# Limit File Size help please



## Duncanh (Sep 18, 2014)

Help please. I have an image (raw with some develop settings) that when I export at 100% with no file size limit and no resizing is 25.5MB. I need to have a file less than 25MB to upload for producing a photo book. If I Limit File Size to 24,000K or reduce Quality to 90% both come out at 14.4MB (image sizing section is unticked). Doing same with another image that is 26.8MB it exports to 16.2MB.
Done a search of forum and found a post that seems to say LR has a number of "steps" (10??) when compressing but going from 25.5 to 14.4MB seems big jump.
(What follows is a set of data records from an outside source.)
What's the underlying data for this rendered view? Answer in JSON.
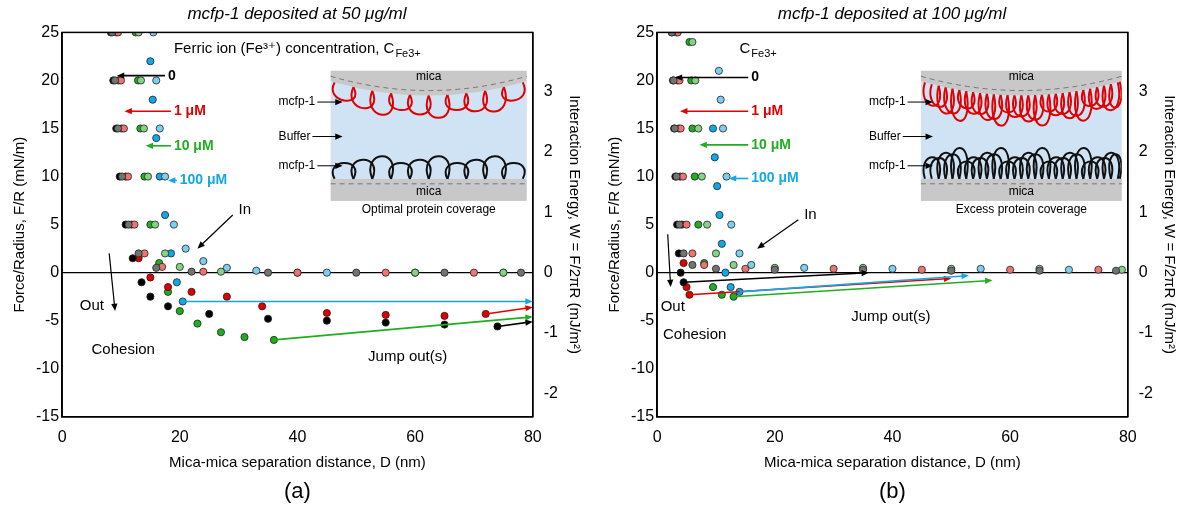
{
  "chart_data": [
    {
      "type": "scatter",
      "title": "mcfp-1 deposited at 50 μg/ml",
      "panel_label": "(a)",
      "x_label": "Mica-mica separation distance, D (nm)",
      "y_label": "Force/Radius, F/R (mN/m)",
      "y2_label": "Interaction Energy, W = F/2πR (mJ/m²)",
      "xlim": [
        0,
        80
      ],
      "xticks": [
        0,
        20,
        40,
        60,
        80
      ],
      "ylim": [
        -15,
        25
      ],
      "yticks": [
        -15,
        -10,
        -5,
        0,
        5,
        10,
        15,
        20,
        25
      ],
      "y2lim": [
        -2.387,
        3.979
      ],
      "y2ticks": [
        -2,
        -1,
        0,
        1,
        2,
        3
      ],
      "grid": false,
      "marker": "circle",
      "series": [
        {
          "name": "0",
          "color": "#000000",
          "approach": {
            "x": [
              8.5,
              9,
              9.5,
              10.2,
              11.3,
              13,
              16,
              22,
              35,
              50,
              65,
              78
            ],
            "values": [
              25,
              20,
              15,
              10,
              5,
              2,
              0.5,
              0.1,
              0,
              0,
              0,
              0
            ]
          },
          "separation": {
            "x": [
              8.3,
              8.7,
              9.2,
              9.8,
              10.8,
              12,
              13.5,
              15,
              18,
              25,
              35,
              45,
              55,
              65,
              74
            ],
            "values": [
              25,
              20,
              15,
              10,
              5,
              1.5,
              -1,
              -2.5,
              -3.5,
              -4.3,
              -4.8,
              -5,
              -5.2,
              -5.4,
              -5.6
            ]
          },
          "jump": [
            [
              74,
              -5.6
            ],
            [
              80,
              -5.1
            ]
          ],
          "label_at": [
            18,
            20.5
          ],
          "arrow_to": [
            9.3,
            20.5
          ]
        },
        {
          "name": "1 μM",
          "color": "#e00000",
          "approach": {
            "x": [
              9.5,
              10,
              10.5,
              11.2,
              12.3,
              14,
              17,
              24,
              40,
              55,
              70
            ],
            "values": [
              25,
              20,
              15,
              10,
              5,
              2,
              0.6,
              0.1,
              0,
              0,
              0
            ]
          },
          "separation": {
            "x": [
              9.2,
              9.6,
              10.1,
              10.8,
              11.8,
              13,
              15,
              18,
              22,
              28,
              34,
              45,
              55,
              65,
              72
            ],
            "values": [
              25,
              20,
              15,
              10,
              5,
              1.5,
              -0.5,
              -1.5,
              -2,
              -2.5,
              -3.5,
              -4.2,
              -4.4,
              -4.5,
              -4.3
            ]
          },
          "jump": [
            [
              72,
              -4.3
            ],
            [
              80,
              -3.6
            ]
          ],
          "label_at": [
            19,
            16.8
          ],
          "arrow_to": [
            10.6,
            16.8
          ]
        },
        {
          "name": "10 μM",
          "color": "#1fae1f",
          "approach": {
            "x": [
              13,
              13.4,
              13.9,
              14.6,
              15.8,
              17.5,
              20,
              27,
              40,
              60,
              75
            ],
            "values": [
              25,
              20,
              15,
              10,
              5,
              2,
              0.6,
              0.1,
              0,
              0,
              0
            ]
          },
          "separation": {
            "x": [
              12.5,
              12.9,
              13.3,
              14,
              15,
              16.5,
              18,
              20,
              23,
              27,
              31,
              36
            ],
            "values": [
              25,
              20,
              15,
              10,
              5,
              1,
              -2,
              -4,
              -5.3,
              -6.2,
              -6.7,
              -7
            ]
          },
          "jump": [
            [
              36,
              -7
            ],
            [
              80,
              -4.6
            ]
          ],
          "label_at": [
            19,
            13.2
          ],
          "arrow_to": [
            14.2,
            13.2
          ]
        },
        {
          "name": "100 μM",
          "color": "#12a8e8",
          "approach": {
            "x": [
              15.5,
              16,
              16.6,
              17.5,
              19,
              21,
              24,
              28,
              33,
              45,
              60,
              75
            ],
            "values": [
              25,
              20,
              15,
              10,
              5,
              2.5,
              1.2,
              0.5,
              0.2,
              0,
              0,
              0
            ]
          },
          "separation": {
            "x": [
              15,
              15.4,
              16,
              16.6,
              17.5,
              18.5,
              19.5,
              20.5
            ],
            "values": [
              22,
              18,
              14,
              10,
              6,
              2,
              -1,
              -3
            ]
          },
          "jump": [
            [
              20.5,
              -3
            ],
            [
              80,
              -3
            ]
          ],
          "label_at": [
            20,
            9.6
          ],
          "arrow_to": [
            18,
            9.6
          ]
        }
      ],
      "annotations": [
        {
          "text": "Ferric ion (Fe³⁺) concentration, C",
          "subscript": "Fe3+",
          "at": [
            19,
            23.3
          ]
        },
        {
          "text": "Out",
          "at": [
            3,
            -3.5
          ],
          "arrow": [
            [
              8,
              2
            ],
            [
              9,
              -4
            ]
          ]
        },
        {
          "text": "In",
          "at": [
            30,
            6.5
          ],
          "arrow": [
            [
              29,
              6
            ],
            [
              23,
              2.5
            ]
          ]
        },
        {
          "text": "Cohesion",
          "at": [
            5,
            -8
          ]
        },
        {
          "text": "Jump out(s)",
          "at": [
            52,
            -8.8
          ]
        }
      ],
      "inset": {
        "labels": [
          "mica",
          "mcfp-1",
          "Buffer",
          "mcfp-1",
          "mica"
        ],
        "caption": "Optimal protein coverage"
      }
    },
    {
      "type": "scatter",
      "title": "mcfp-1 deposited at 100 μg/ml",
      "panel_label": "(b)",
      "x_label": "Mica-mica separation distance, D (nm)",
      "y_label": "Force/Radius, F/R (mN/m)",
      "y2_label": "Interaction Energy, W = F/2πR (mJ/m²)",
      "xlim": [
        0,
        80
      ],
      "xticks": [
        0,
        20,
        40,
        60,
        80
      ],
      "ylim": [
        -15,
        25
      ],
      "yticks": [
        -15,
        -10,
        -5,
        0,
        5,
        10,
        15,
        20,
        25
      ],
      "y2lim": [
        -2.387,
        3.979
      ],
      "y2ticks": [
        -2,
        -1,
        0,
        1,
        2,
        3
      ],
      "grid": false,
      "marker": "circle",
      "series": [
        {
          "name": "0",
          "color": "#000000",
          "approach": {
            "x": [
              2.5,
              2.8,
              3,
              3.3,
              3.8,
              4.5,
              6,
              10,
              20,
              35,
              50,
              65,
              78
            ],
            "values": [
              25,
              20,
              15,
              10,
              5,
              2,
              0.8,
              0.4,
              0.3,
              0.3,
              0.2,
              0.2,
              0.2
            ]
          },
          "separation": {
            "x": [
              2.5,
              2.7,
              2.9,
              3.1,
              3.4,
              3.7,
              4,
              4.5
            ],
            "values": [
              25,
              20,
              15,
              10,
              5,
              2,
              0,
              -1
            ]
          },
          "jump": [
            [
              4.5,
              -1
            ],
            [
              36,
              0
            ]
          ],
          "label_at": [
            16,
            20.3
          ],
          "arrow_to": [
            3,
            20.3
          ]
        },
        {
          "name": "1 μM",
          "color": "#e00000",
          "approach": {
            "x": [
              3.5,
              3.8,
              4,
              4.4,
              5,
              6,
              8,
              15,
              30,
              45,
              60,
              75
            ],
            "values": [
              25,
              20,
              15,
              10,
              5,
              2,
              0.8,
              0.4,
              0.4,
              0.3,
              0.3,
              0.3
            ]
          },
          "separation": {
            "x": [
              3.3,
              3.5,
              3.7,
              3.9,
              4.2,
              4.5,
              5,
              5.5
            ],
            "values": [
              25,
              20,
              15,
              10,
              5,
              1,
              -1.5,
              -2.3
            ]
          },
          "jump": [
            [
              5.5,
              -2.3
            ],
            [
              50,
              -0.6
            ]
          ],
          "label_at": [
            16,
            16.8
          ],
          "arrow_to": [
            3.9,
            16.8
          ]
        },
        {
          "name": "10 μM",
          "color": "#1fae1f",
          "approach": {
            "x": [
              6,
              6.5,
              7,
              7.6,
              8.5,
              10,
              13,
              20,
              35,
              50,
              65,
              79
            ],
            "values": [
              24,
              20,
              15,
              10,
              5,
              2,
              0.8,
              0.5,
              0.5,
              0.4,
              0.4,
              0.3
            ]
          },
          "separation": {
            "x": [
              5.5,
              5.8,
              6,
              6.4,
              7,
              8,
              9.5,
              11,
              13
            ],
            "values": [
              24,
              20,
              15,
              10,
              5,
              1,
              -1.5,
              -2.3,
              -2.5
            ]
          },
          "jump": [
            [
              13,
              -2.5
            ],
            [
              57,
              -0.8
            ]
          ],
          "label_at": [
            16,
            13.3
          ],
          "arrow_to": [
            7.2,
            13.3
          ]
        },
        {
          "name": "100 μM",
          "color": "#12a8e8",
          "approach": {
            "x": [
              10.5,
              10.8,
              11.2,
              11.8,
              12.6,
              14,
              16,
              25,
              40,
              55,
              70
            ],
            "values": [
              21,
              18,
              15,
              10,
              5,
              2,
              0.8,
              0.5,
              0.4,
              0.4,
              0.3
            ]
          },
          "separation": {
            "x": [
              9.5,
              9.8,
              10.2,
              10.6,
              11,
              11.6,
              12.5,
              14
            ],
            "values": [
              15,
              12,
              9,
              6,
              3,
              0,
              -1.5,
              -2
            ]
          },
          "jump": [
            [
              14,
              -2
            ],
            [
              53,
              -0.3
            ]
          ],
          "label_at": [
            16,
            9.8
          ],
          "arrow_to": [
            12.2,
            9.8
          ]
        }
      ],
      "annotations": [
        {
          "text": "C",
          "subscript": "Fe3+",
          "at": [
            14,
            23.3
          ]
        },
        {
          "text": "Out",
          "at": [
            0.6,
            -3.6
          ],
          "arrow": [
            [
              1.8,
              4
            ],
            [
              2.3,
              -1.5
            ]
          ]
        },
        {
          "text": "In",
          "at": [
            25,
            6
          ],
          "arrow": [
            [
              24,
              5.5
            ],
            [
              17,
              2.5
            ]
          ]
        },
        {
          "text": "Cohesion",
          "at": [
            1,
            -6.5
          ]
        },
        {
          "text": "Jump out(s)",
          "at": [
            33,
            -4.6
          ]
        }
      ],
      "inset": {
        "labels": [
          "mica",
          "mcfp-1",
          "Buffer",
          "mcfp-1",
          "mica"
        ],
        "caption": "Excess protein coverage"
      }
    }
  ]
}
Is this a LR limitation and is there anyway round it ?  thanks
Lightroom 4.4


----------



## Jim Wilde (Sep 18, 2014)

Have a read of this article from Jeffrey Friedl: http://regex.info/blog/lightroom-goodies/jpeg-quality

The bottom line is that yes there is a big reduction in output file size when using smaller numbers on the Quality slider, but in reality dropping down to the 92 level (which is probably what happens when you used Limit File Size for that particular picture) will give a quality that will be virtually no different to the 100 setting. In other words I wouldn't worry about it.....but if you are bothered by it all I can suggest is a very small crop then export at full quality which should get you under that 25mb limit.


----------



## Duncanh (Sep 18, 2014)

Hi Jim

Thank you very much, that article explains and demonstrates what is happening, why and the results which even I can understand !!  After reading article your bottom line really sums it up. I've bookmarked the link to show others, again thanks. Duncan


----------